Uma das principais diferenças entre os sistemas está no tempo de duração das medidas. Mesmo em casos graves como homicídio, latrocínio ou estupro, a internação de adolescentes possui limite máximo de três anos e não pode ultrapassar os 21 anos de idade. Já no sistema penal comum, as penas variam conforme o crime e podem alcançar décadas de prisão. Por exemplo, um condenado por homicídio qualificado pode receber pena superior a 20 anos de reclusão.

Outra diferença relevante é o local de cumprimento. Adolescentes internados ficam em unidades socioeducativas administradas pelos estados, separadas do sistema penitenciário. Essas unidades devem oferecer escolarização, atividades de capacitação profissional, acompanhamento psicológico e assistência social. No sistema penal, as penas são cumpridas em presídios e penitenciárias destinados à população adulta.
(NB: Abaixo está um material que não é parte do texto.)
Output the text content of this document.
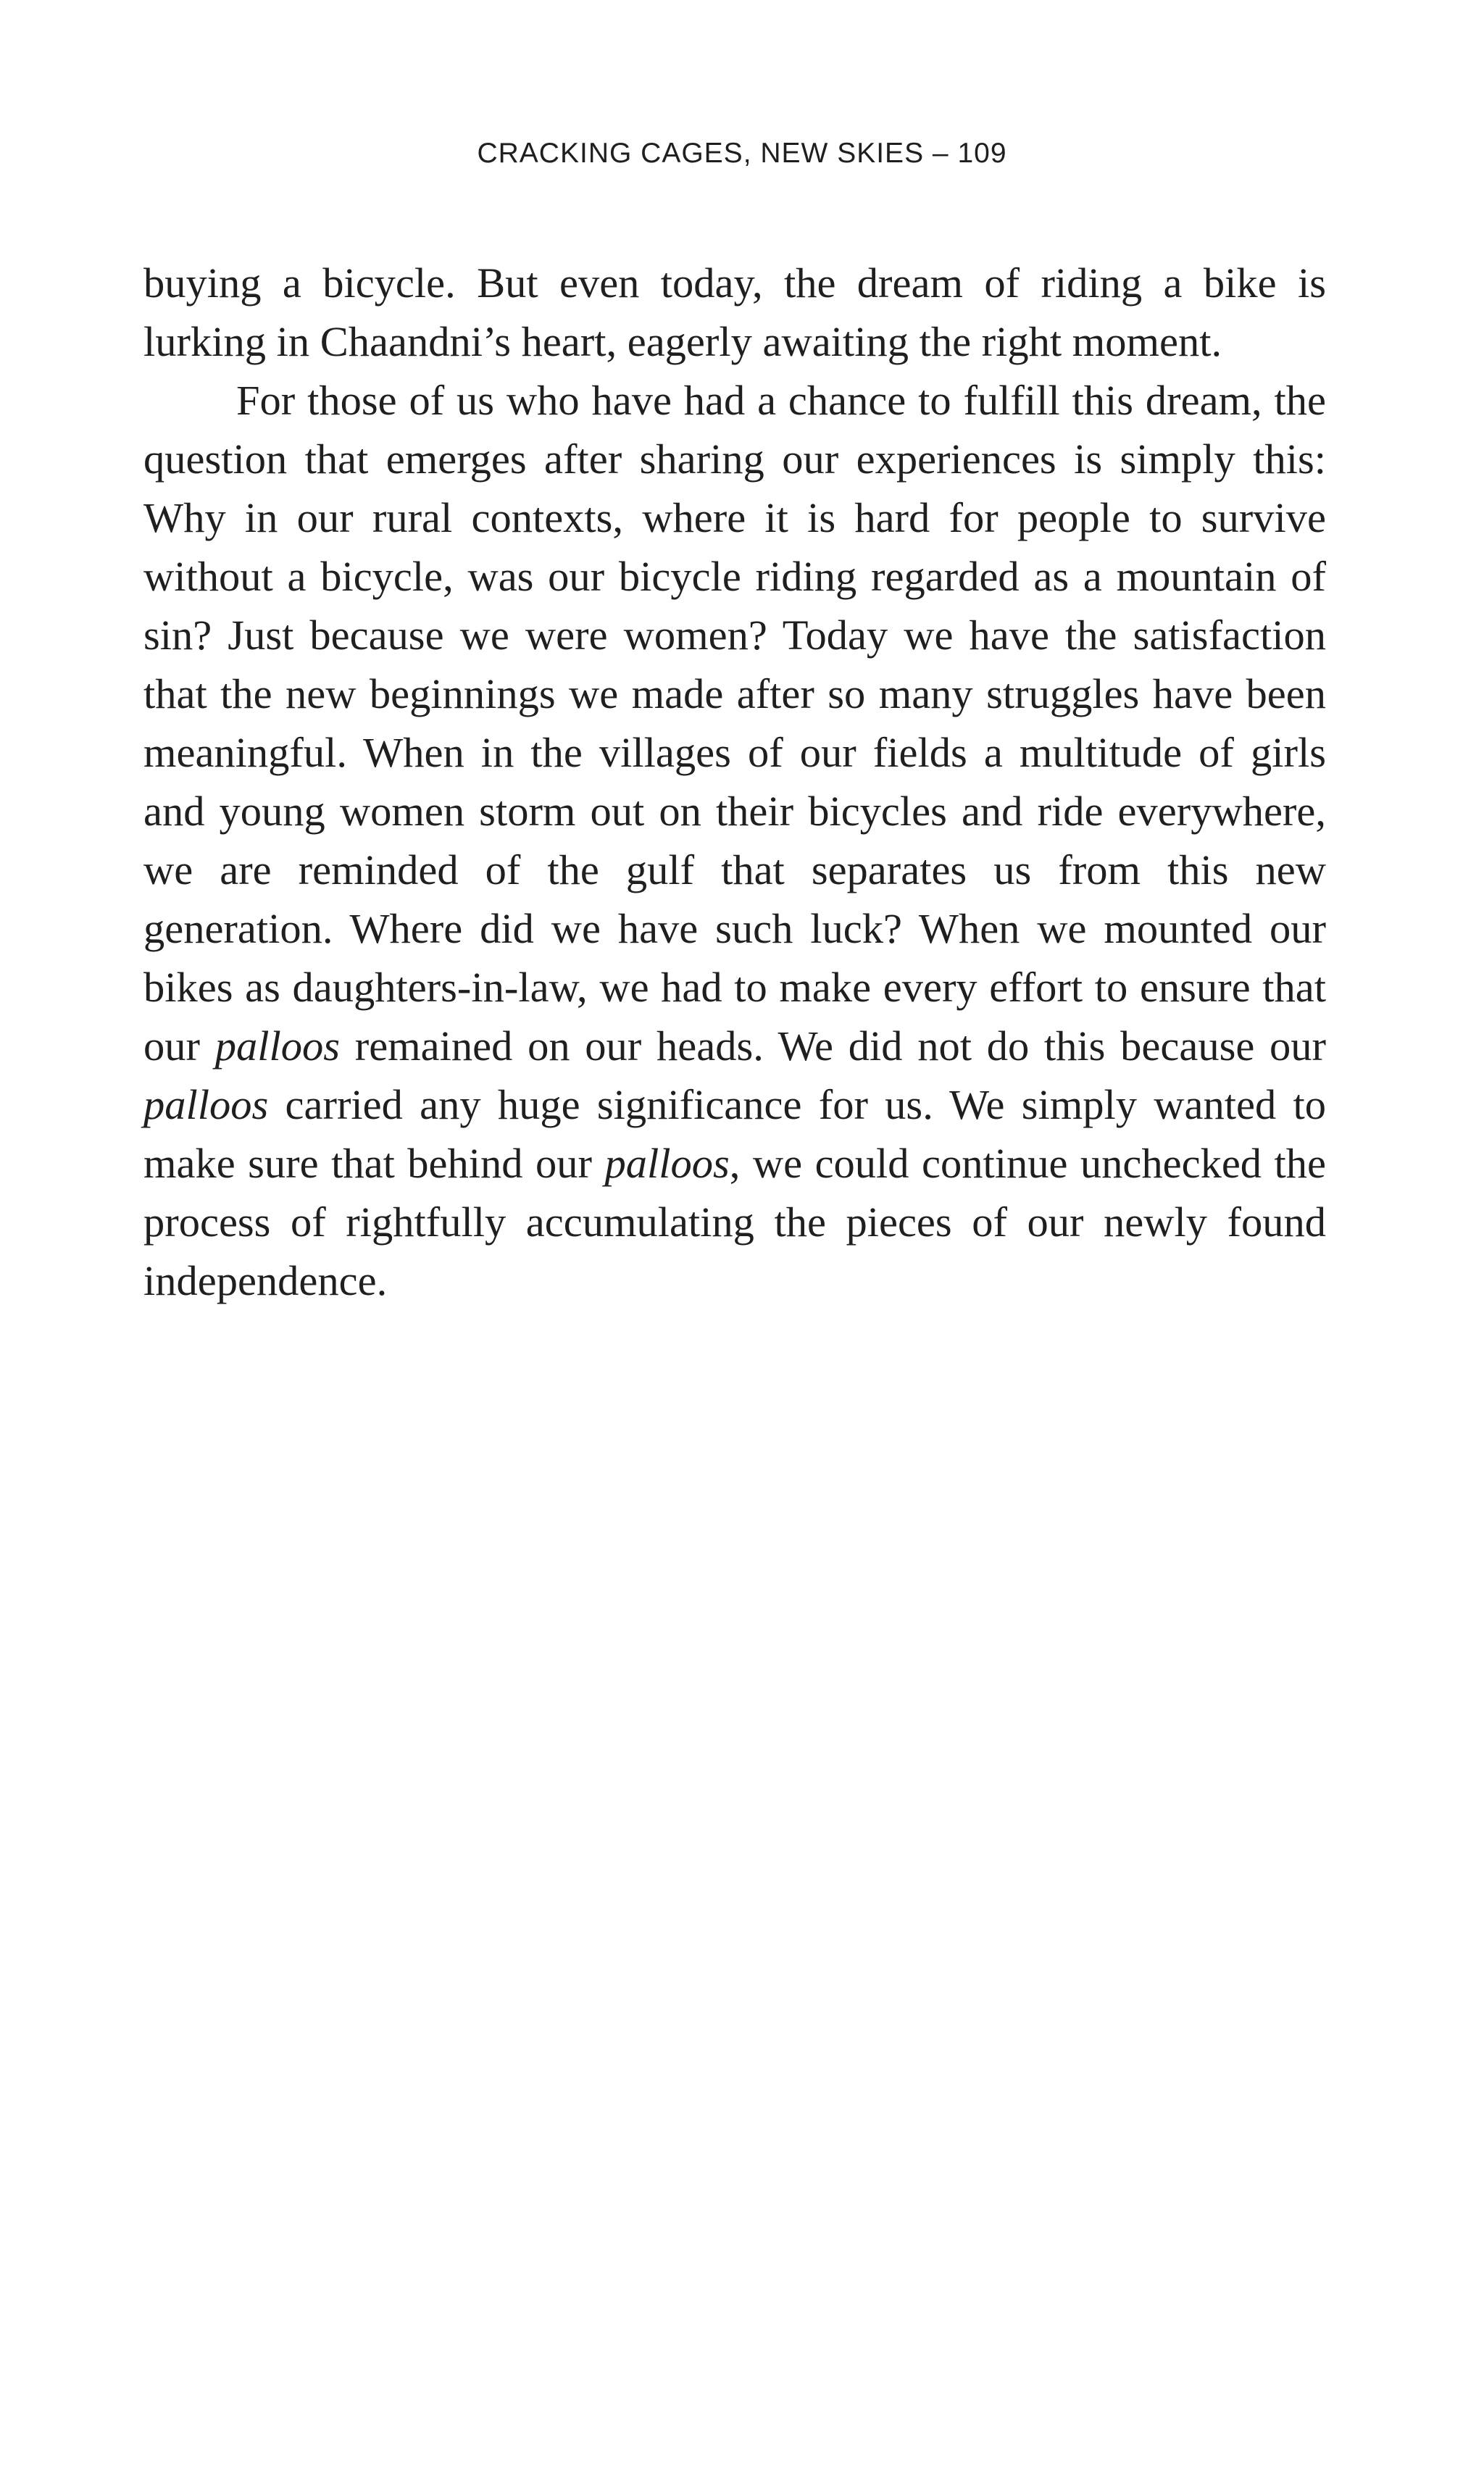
CRACKING CAGES, NEW SKIES – 109

buying a bicycle. But even today, the dream of riding a bike is lurking in Chaandni’s heart, eagerly awaiting the right moment.

For those of us who have had a chance to fulfill this dream, the question that emerges after sharing our experiences is simply this: Why in our rural contexts, where it is hard for people to survive without a bicycle, was our bicycle riding regarded as a mountain of sin? Just because we were women? Today we have the satisfaction that the new beginnings we made after so many struggles have been meaningful. When in the villages of our fields a multitude of girls and young women storm out on their bicycles and ride everywhere, we are reminded of the gulf that separates us from this new generation. Where did we have such luck? When we mounted our bikes as daughters-in-law, we had to make every effort to ensure that our palloos remained on our heads. We did not do this because our palloos carried any huge significance for us. We simply wanted to make sure that behind our palloos, we could continue unchecked the process of rightfully accumulating the pieces of our newly found independence.
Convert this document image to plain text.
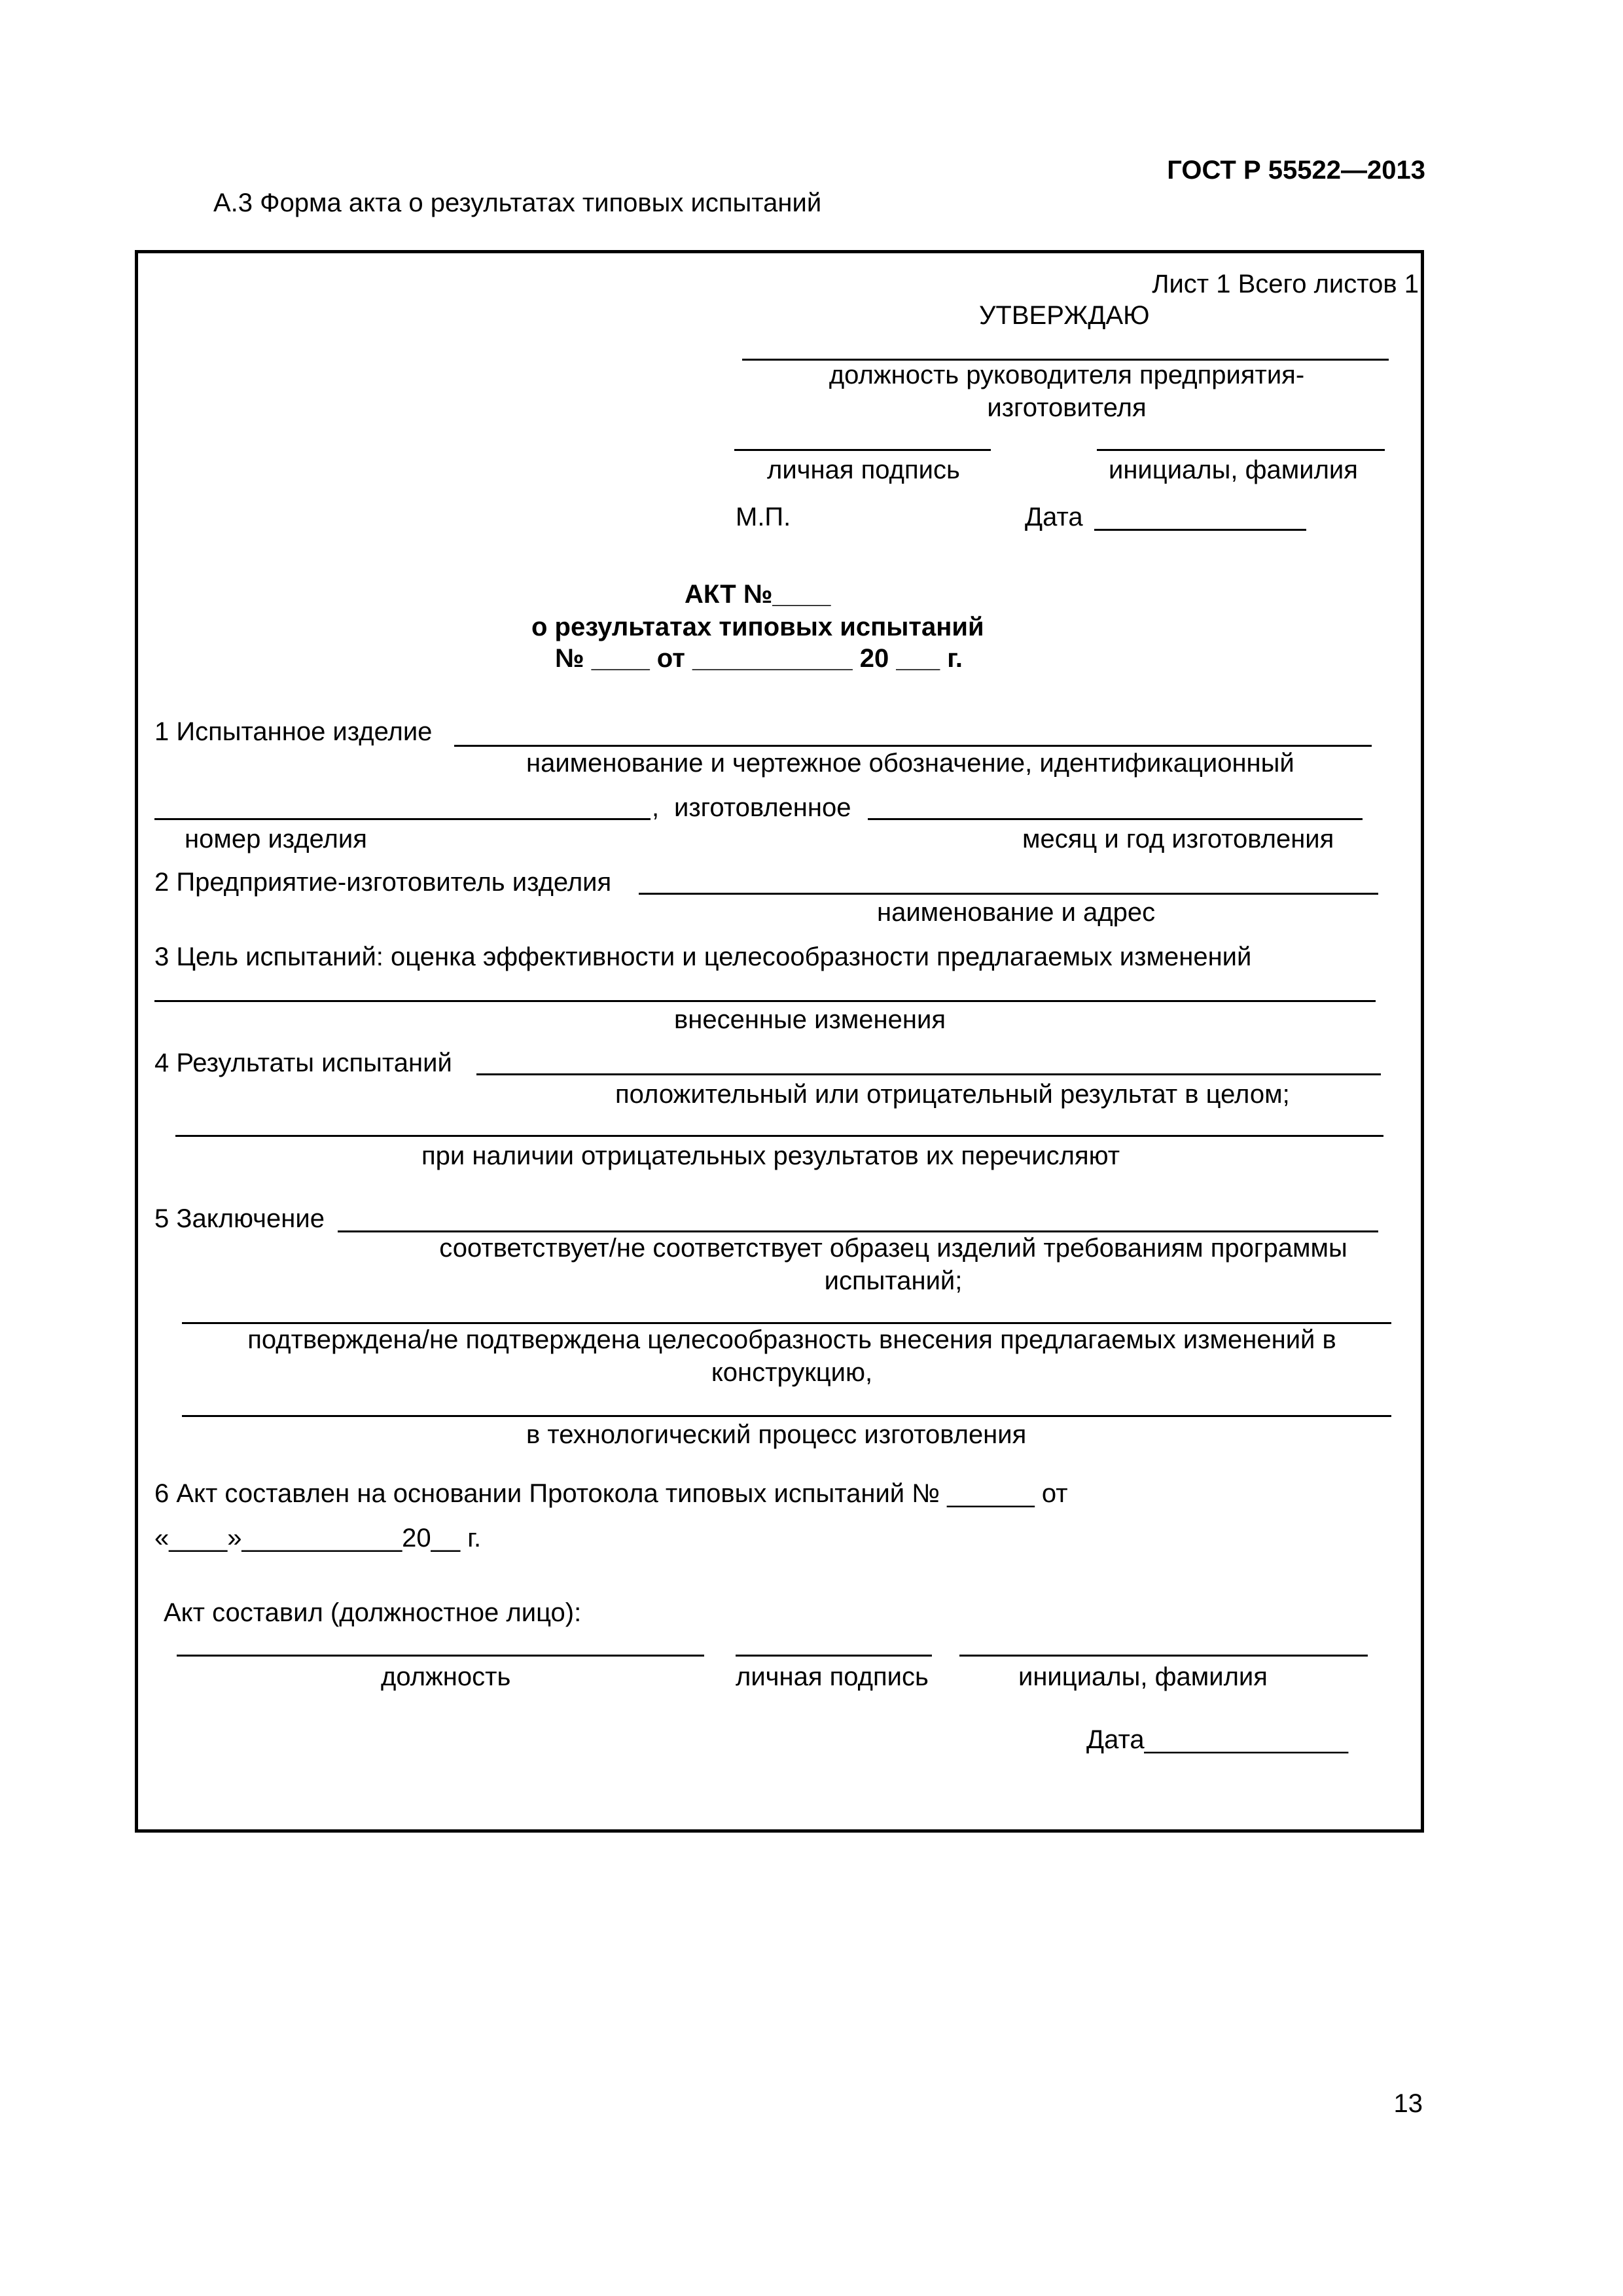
ГОСТ Р 55522—2013
А.3 Форма акта о результатах типовых испытаний
Лист 1 Всего листов 1
УТВЕРЖДАЮ
должность руководителя предприятия-изготовителя
личная подпись	инициалы, фамилия
М.П.	Дата
АКТ №____
о результатах типовых испытаний
№ ____ от ___________ 20 ___ г.
1 Испытанное изделие
наименование и чертежное обозначение, идентификационный
, изготовленное
номер изделия	месяц и год изготовления
2 Предприятие-изготовитель изделия
наименование и адрес
3 Цель испытаний: оценка эффективности и целесообразности предлагаемых изменений
внесенные изменения
4 Результаты испытаний
положительный или отрицательный результат в целом;
при наличии отрицательных результатов их перечисляют
5 Заключение
соответствует/не соответствует образец изделий требованиям программы испытаний;
подтверждена/не подтверждена целесообразность внесения предлагаемых изменений в конструкцию,
в технологический процесс изготовления
6 Акт составлен на основании Протокола типовых испытаний № ______ от
«____»___________20__ г.
Акт составил (должностное лицо):
должность	личная подпись	инициалы, фамилия
Дата______________
13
Regras processuais também mudam

O julgamento de adolescentes segue um rito próprio previsto no ECA, com audiências, procedimentos e garantias legais adaptados à condição de pessoa em desenvolvimento. Com a responsabilização penal aos 16 anos, esses jovens passariam a ser submetidos às regras do Código Penal e do Código de Processo Penal, utilizadas para os demais réus adultos.

A eventual aprovação da PEC não alteraria a situação de adolescentes que já cumprem medidas socioeducativas. O novo modelo valeria apenas para fatos ocorridos após a entrada em vigor da emenda constitucional. Na prática, jovens de 16 e 17 anos deixariam de ser encaminhados ao sistema socioeducativo e passariam a responder perante a Justiça criminal comum.

Números do sistema socioeducativo

Segundo o mais recente levantamento do Sinase, o Brasil registrava 12.506 adolescentes em internação ou semiliberdade em 2024. Dados do Observatório Nacional dos Direitos Humanos mostram que 72.720 adolescentes foram apreendidos por atos infracionais no mesmo ano. A discussão sobre a redução da maioridade penal gira em torno de qual modelo seria mais eficaz para lidar com esses casos: o sistema socioeducativo, focado na ressocialização, ou a responsabilização criminal aplicada aos adultos.